Friday, April 21, 2006

Last Entry

So, everyone knows, this is my last entry. It's nearing the deadline for my thesis. I've already turned in the rough draft. I still plan to continue with Tang Soo Do. I enjoy it very very much!! My orange belt test is coming up in a month and my confidence levels are back to normal. Yellowbelt was rough. Orangebelt is going much smoother! Learning Ee Dan Aph Cha Kee and Ee Dan Yup Cha Kee (jump front and jump side kick). I will include my summary of this journal. I really wish I had time to write something better and more substantial, but I don't. Only a week left! Here it is:


!!Tang Soo!!


The purpose of this journal was to see if, or how, the frailty myth affected my progress as a martial artist of Tang Soo Do. I have concluded upon four months of training and two belt rankings that the frailty myth has not hindered my progress in Tang Soo Do, as I hold a gender philosophy that does not hinder my development in an atmosphere that encourages physical and mental development.
I believe I can do anything and I think that, in large part, has allowed me to progress as I have in Tang Soo Do. I have never been one to think I was physically or mentally limited by being female. Although the frailty myth (or society) does hold some constraints on my movements and physicality, as a whole, if I know that these constraints are false and that, with work, can broken. The power of knowing this and dedication and desire to overcome these constraints has allowed me to be successful in my endeavor with the marital arts.
My past physical training has also proven very useful and I contribute a large part of my success to this as well. As a child I was involved in gymnastics, ballet, modern dancing, horse back riding, basketball, and poms. As an adolescent: volleyball and softball, and as an adult: knife and hatchet throwing, Yoga, Tai Chi, running and circuit/weight training. Throughout my experience in Tang Soo Do I have seen have the experience within these activities has greatly influenced my progress. Tai chi has helped me in learning and performing my forms (hyungs). Volleyball has helped me with my low stances and ki yups (or spirit yells). Ballet, modern dancing, and gymnastics have helped me with balance. My point is, I have had previous physical training; therefore, it makes learning new movements, although different, easier to learn. The better I understand my body, the more I can learn, and the less the frailty myth affects me. If I had not had previous training, learning to do martial arts movements would prove to be very difficult.
However, I do feel the frailty myth is with me on an everyday basis. In other words, when I am in an atmosphere where movement is encouraged and is the appropriate thing to do, I have no problem learning and performing (even if it’s difficult, I will get it eventually), yet, when I’m outside of class, within society, I feel that my movements are constricted.

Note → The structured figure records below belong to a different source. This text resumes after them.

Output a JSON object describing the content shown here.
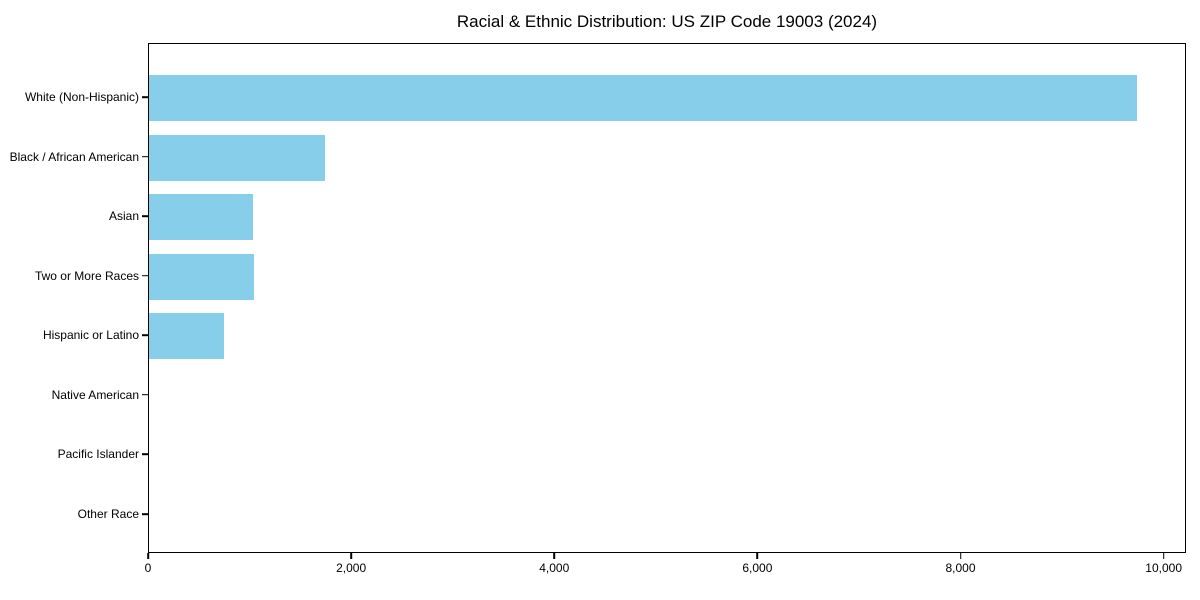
{
  "figure": {
    "title": "Racial & Ethnic Distribution: US ZIP Code 19003 (2024)"
  },
  "chart_data": {
    "type": "bar",
    "orientation": "horizontal",
    "title": "Racial & Ethnic Distribution: US ZIP Code 19003 (2024)",
    "xlabel": "",
    "ylabel": "",
    "categories": [
      "White (Non-Hispanic)",
      "Black / African American",
      "Asian",
      "Two or More Races",
      "Hispanic or Latino",
      "Native American",
      "Pacific Islander",
      "Other Race"
    ],
    "values": [
      9730,
      1730,
      1025,
      1035,
      740,
      0,
      0,
      0
    ],
    "xlim": [
      0,
      10220
    ],
    "x_ticks": [
      0,
      2000,
      4000,
      6000,
      8000,
      10000
    ],
    "x_tick_labels": [
      "0",
      "2,000",
      "4,000",
      "6,000",
      "8,000",
      "10,000"
    ],
    "bar_color": "#87CEEB",
    "background_color": "#FFFFFF",
    "spine_color": "#000000",
    "grid": false,
    "legend": "none"
  }
}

For instance, when I’m playing with my band, people often complain that I don’t move around enough. The boys tend to thrash around and get into their music, while I, on the other hand, stand there or move around very little. I want to move around, but something within me is keeping me from doing so. Part of the reason is I worry about messing up. I’m a perfectionist and don’t want to be known as such. Secondly, I feel that if I move around too much it’ll come off as sexual and I don’t want to be seen in that light. I also worry that I’ll look stupid. At one point I also thought it looked goofy to run in public, i.e., running from the house to the car to get something quickly, or running when I was late to class. Girls just didn’t run in public and I guess I subconsciously picked up on that. However, I realized that part of the problem is that I was wearing shoes I couldn’t run in, which may be a common hindrance in female movement.

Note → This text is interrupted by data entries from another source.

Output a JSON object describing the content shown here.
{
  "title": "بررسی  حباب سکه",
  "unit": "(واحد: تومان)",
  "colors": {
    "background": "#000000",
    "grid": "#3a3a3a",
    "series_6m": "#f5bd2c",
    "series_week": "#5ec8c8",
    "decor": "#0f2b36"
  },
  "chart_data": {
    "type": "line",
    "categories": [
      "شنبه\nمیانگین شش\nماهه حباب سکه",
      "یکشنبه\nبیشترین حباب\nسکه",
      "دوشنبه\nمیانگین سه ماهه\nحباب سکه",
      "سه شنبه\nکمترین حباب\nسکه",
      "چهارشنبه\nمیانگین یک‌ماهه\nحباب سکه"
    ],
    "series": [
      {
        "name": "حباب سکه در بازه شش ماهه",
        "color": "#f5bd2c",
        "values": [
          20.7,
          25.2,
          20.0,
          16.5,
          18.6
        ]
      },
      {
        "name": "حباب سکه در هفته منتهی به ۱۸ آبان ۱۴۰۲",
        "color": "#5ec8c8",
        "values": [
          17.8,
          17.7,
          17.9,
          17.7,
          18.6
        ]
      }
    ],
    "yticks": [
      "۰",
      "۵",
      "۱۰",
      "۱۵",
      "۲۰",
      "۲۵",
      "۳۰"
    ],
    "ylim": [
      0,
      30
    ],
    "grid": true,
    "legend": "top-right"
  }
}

Although these issues existed in my life, I believe that participating in Tang Soo Do has made me more confident in my body and these hang-ups aren’t so much hang-ups anymore. Tang Soo Do has allowed me to be more physical in front of others without fear that they’ll think I’ve changed too suddenly, or that I’m acting out of character, as they understand that as a martial artist I am bound to move around more than usual, and that my identity is changing from inactive to active.

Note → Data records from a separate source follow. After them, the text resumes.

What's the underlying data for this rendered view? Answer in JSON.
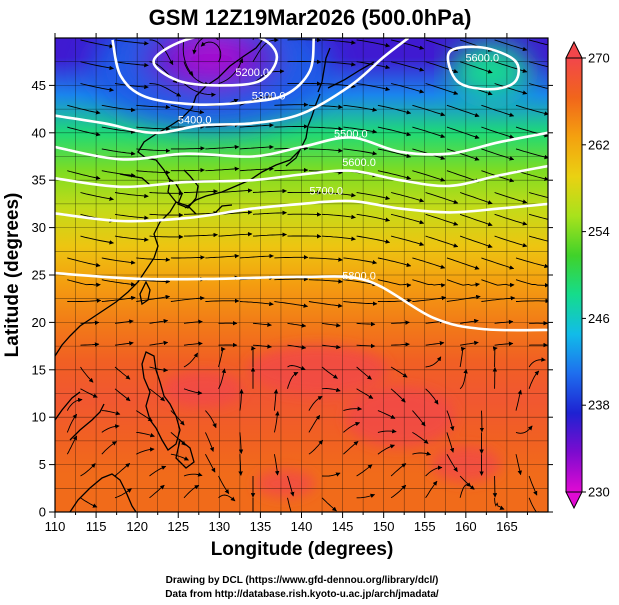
{
  "chart_data": {
    "type": "heatmap",
    "title": "GSM 12Z19Mar2026 (500.0hPa)",
    "xlabel": "Longitude (degrees)",
    "ylabel": "Latitude  (degrees)",
    "xlim": [
      110,
      170
    ],
    "ylim": [
      0,
      50
    ],
    "x_ticks": [
      "110",
      "115",
      "120",
      "125",
      "130",
      "135",
      "140",
      "145",
      "150",
      "155",
      "160",
      "165"
    ],
    "y_ticks": [
      "0",
      "5",
      "10",
      "15",
      "20",
      "25",
      "30",
      "35",
      "40",
      "45"
    ],
    "colorbar": {
      "range": [
        230,
        270
      ],
      "ticks": [
        "230",
        "238",
        "246",
        "254",
        "262",
        "270"
      ],
      "colors": [
        "#e10ad2",
        "#7d0bcf",
        "#1e22d2",
        "#1e6eee",
        "#11bce9",
        "#15dc8c",
        "#40d22a",
        "#a8e21c",
        "#ead112",
        "#f4a10f",
        "#f1651b",
        "#f2464b"
      ]
    },
    "temperature_rows": [
      {
        "lat": 48,
        "value": 236
      },
      {
        "lat": 44,
        "value": 242
      },
      {
        "lat": 40,
        "value": 249
      },
      {
        "lat": 36,
        "value": 254
      },
      {
        "lat": 32,
        "value": 257
      },
      {
        "lat": 28,
        "value": 260
      },
      {
        "lat": 24,
        "value": 263
      },
      {
        "lat": 20,
        "value": 265
      },
      {
        "lat": 16,
        "value": 267
      },
      {
        "lat": 12,
        "value": 268
      },
      {
        "lat": 8,
        "value": 267
      },
      {
        "lat": 4,
        "value": 266
      }
    ],
    "cold_core": {
      "lon": 129,
      "lat": 48,
      "value": 232
    },
    "contours": [
      {
        "label": "5200.0",
        "label_lon": 134,
        "label_lat": 46
      },
      {
        "label": "5300.0",
        "label_lon": 136,
        "label_lat": 43.5
      },
      {
        "label": "5400.0",
        "label_lon": 127,
        "label_lat": 41
      },
      {
        "label": "5500.0",
        "label_lon": 146,
        "label_lat": 39.5
      },
      {
        "label": "5600.0",
        "label_lon": 147,
        "label_lat": 36.5
      },
      {
        "label": "5700.0",
        "label_lon": 143,
        "label_lat": 33.5
      },
      {
        "label": "5800.0",
        "label_lon": 147,
        "label_lat": 24.5
      },
      {
        "label": "5600.0",
        "label_lon": 162,
        "label_lat": 47.5
      }
    ]
  },
  "footer": {
    "line1": "Drawing by DCL (https://www.gfd-dennou.org/library/dcl/)",
    "line2": "Data from http://database.rish.kyoto-u.ac.jp/arch/jmadata/"
  }
}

While I believe I’m not completely free of the frailty myth, I believe I posses the tool to dispelling it within me for good. This key is my gender philosophy and my dedication to reaching my physical potential. With the knowledge of the frailty myth at the for front of my mind, and the problems it creates, I am able to see through it and adopt a gender philosophy which encourages physical development, rather than one that suppresses it.